Spot gold rose 0.4% to $1,299.40 an ounce by 0804 GMT, its highest since August 2014.
The greenback lost some ground as the Japanese yen strengthened, after the Bank of Japan (BOJ) left its monetary policy unchanged.
Concerns surrounding the health of the global economy have boosted the metal's demand.
Prices were also buoyed by the fact that the markets have been edgy about 22 January's ECB meeting, at which the bank could roll out a quantitative easing (QE) programme.
HSBC analyst James Steel told Reuters: "Bullion's recent divergence from moving in tandem with the euro to the opposite of the euro is attributed to its appeal as a perceived safe-haven asset.
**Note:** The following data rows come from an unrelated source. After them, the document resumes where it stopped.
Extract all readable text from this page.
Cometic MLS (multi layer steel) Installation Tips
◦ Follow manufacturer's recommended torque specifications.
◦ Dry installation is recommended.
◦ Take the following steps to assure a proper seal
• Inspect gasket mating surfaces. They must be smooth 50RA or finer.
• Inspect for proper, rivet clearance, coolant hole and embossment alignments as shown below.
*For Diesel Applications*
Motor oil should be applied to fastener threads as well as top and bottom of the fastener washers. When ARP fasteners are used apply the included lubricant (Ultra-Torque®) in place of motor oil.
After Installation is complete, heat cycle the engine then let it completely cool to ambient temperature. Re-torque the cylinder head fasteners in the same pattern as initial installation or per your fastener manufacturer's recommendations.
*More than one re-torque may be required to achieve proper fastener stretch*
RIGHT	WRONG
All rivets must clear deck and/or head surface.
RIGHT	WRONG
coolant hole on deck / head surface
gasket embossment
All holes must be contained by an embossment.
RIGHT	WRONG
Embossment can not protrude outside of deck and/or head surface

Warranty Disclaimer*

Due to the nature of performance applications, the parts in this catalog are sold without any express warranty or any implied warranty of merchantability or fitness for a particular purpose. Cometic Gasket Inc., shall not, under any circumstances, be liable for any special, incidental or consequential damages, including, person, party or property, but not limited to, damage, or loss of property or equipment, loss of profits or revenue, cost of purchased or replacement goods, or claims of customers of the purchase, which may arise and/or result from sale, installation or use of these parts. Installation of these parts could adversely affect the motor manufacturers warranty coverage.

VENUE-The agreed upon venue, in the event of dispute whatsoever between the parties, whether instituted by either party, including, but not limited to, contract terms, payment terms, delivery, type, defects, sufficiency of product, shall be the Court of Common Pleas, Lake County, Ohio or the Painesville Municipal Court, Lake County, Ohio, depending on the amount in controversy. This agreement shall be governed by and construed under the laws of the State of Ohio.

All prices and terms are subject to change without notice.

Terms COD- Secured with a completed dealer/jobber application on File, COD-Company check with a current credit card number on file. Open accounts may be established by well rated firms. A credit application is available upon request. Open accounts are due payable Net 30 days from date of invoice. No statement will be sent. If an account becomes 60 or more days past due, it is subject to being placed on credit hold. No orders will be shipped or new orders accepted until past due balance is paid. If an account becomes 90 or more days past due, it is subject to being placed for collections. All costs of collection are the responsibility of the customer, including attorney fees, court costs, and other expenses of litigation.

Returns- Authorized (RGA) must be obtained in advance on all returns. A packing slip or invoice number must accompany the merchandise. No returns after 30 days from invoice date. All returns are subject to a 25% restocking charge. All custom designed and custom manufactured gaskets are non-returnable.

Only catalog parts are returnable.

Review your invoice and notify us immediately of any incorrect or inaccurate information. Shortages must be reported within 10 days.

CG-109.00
"While we do not discount further safe-haven-inspired gains in gold, the yellow metal may be in need of a price consolidation, given its 9% gain in less than three weeks of trading so far this year," Steel said, adding that softer physical buying might also keep a check on rallies.
Nordea Markets said in a note: "Heated QE discussions continue in the Euro area. Former ECB Governing Council member [Athanasios] Orphanides argued that the idea of leaving national central banks responsible for the risks of their own sovereign bonds in connection with ECB QE would violate the EU treaty.
"He has a good point, as it is hard to see how such an approach would be consistent with the principles of single monetary policy. Still, ECB QE is also about finding compromises between many differing views, meaning that the eventual programme is unlikely to be the most efficient one."
Safe-haven and technical buying was behind the precious metal's 1% jump on 20 January.
Improving investor confidence was reflected in the holdings of the SPDR Gold Trust. The world's largest gold-backed exchange-traded fund (ETF) saw holdings jump 1.55% to 742.24 tonnes on 20 January.
Earlier on Tuesday, an International Monetary Fund (IMF) forecast painted a gloomy picture for global growth this year. The agency projected global growth at 3.5% for 2015 and called on governments and central banks to pursue accommodative monetary policies and reforms.